The Bank of England expressed interest in the concept in 2018 and they are clear about the benefits – one of which is that by issuing a digital pound themselves, it will prevent others from doing so. Consumer protection, privacy and security are clear concerns. CBDC will help the bank to provide a resilient payment infrastructure, particularly for cross border settlements (which was probably the impetus for PayPal’s move). The bank also recognises the needs of the emerging digital economy and the real decline in cash use which has been accelerated by Covid. Availability of central bank money 24/7 is also attractive. Crypto never sleeps.
There are other concerns to be addressed including digital exclusion, which still blights a surprisingly large proportion of our population in the UK. Unlike Asia or Africa where people are comfortably using WePay, AliPay and MPesa for mobile to mobile payments, our culture is bank-centric. To make a digital currency inclusive here, everyone needs to be online and have access to affordable banking services. It would be fantastic if a shift towards CBDC was the impetus needed to improve lives.

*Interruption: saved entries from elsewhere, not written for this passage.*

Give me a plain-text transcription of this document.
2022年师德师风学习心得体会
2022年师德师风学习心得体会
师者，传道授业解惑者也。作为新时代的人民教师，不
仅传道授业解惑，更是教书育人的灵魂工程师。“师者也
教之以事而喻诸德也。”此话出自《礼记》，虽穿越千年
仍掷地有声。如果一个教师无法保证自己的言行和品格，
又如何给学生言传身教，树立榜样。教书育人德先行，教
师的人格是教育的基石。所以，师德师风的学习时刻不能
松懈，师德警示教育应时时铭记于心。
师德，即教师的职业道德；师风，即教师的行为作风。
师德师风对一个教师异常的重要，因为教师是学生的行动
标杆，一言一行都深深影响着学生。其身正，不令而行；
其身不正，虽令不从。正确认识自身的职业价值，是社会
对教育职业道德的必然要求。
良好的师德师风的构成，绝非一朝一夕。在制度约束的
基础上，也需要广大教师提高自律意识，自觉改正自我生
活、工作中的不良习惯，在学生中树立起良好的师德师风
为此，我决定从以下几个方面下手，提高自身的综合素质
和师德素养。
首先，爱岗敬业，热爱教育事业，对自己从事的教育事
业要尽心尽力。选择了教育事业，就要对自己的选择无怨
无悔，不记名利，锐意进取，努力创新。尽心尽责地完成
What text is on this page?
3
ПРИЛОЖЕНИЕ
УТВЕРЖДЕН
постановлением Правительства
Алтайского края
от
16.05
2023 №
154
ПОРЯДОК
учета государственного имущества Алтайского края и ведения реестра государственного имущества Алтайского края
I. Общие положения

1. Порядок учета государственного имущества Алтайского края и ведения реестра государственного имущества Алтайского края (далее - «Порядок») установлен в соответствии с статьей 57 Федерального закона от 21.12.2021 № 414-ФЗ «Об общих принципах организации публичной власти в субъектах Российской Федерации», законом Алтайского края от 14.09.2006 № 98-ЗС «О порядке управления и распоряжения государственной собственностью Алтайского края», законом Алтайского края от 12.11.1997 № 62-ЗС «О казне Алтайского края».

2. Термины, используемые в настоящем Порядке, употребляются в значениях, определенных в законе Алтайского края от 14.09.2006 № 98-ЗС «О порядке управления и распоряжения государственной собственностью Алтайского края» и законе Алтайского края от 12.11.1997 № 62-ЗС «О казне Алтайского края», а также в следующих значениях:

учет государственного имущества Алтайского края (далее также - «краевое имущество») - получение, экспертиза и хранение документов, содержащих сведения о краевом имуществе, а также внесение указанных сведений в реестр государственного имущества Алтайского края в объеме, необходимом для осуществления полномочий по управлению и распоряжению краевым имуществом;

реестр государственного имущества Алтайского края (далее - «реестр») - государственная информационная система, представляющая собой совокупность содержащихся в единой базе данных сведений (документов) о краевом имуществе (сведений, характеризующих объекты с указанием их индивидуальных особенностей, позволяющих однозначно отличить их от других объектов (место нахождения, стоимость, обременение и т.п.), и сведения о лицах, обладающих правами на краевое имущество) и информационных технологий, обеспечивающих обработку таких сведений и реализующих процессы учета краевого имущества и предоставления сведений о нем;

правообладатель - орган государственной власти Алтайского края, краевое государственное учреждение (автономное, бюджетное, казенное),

Who else is experimenting?
The list of emerging CBDC projects is long. The Digital Euro project is due to launch in 2021, and Estonia is heavily involved. The Estonian expertise in cryptography and blockchain applications is unparalleled and the country has already investigated CBDC along with their early work on digital identity. South Korea announced that they would be issuing bonds managed on blockchain, which would need a cryptocurrency in place to operate, and a pilot is expected in 2021. In China, the digital Yuan has already racked up over three million transactions in trials. In Japan, Line, a private company, is building infrastructure which would underpin a CBDC. Canada released a report within the last few weeks looking at the viability of CBDC, a first step, and France is reportedly working with Tezos to develop a proof of concept.
This global activity makes it clear that the dash for digital currency is well and truly on. This is going to be some race to watch.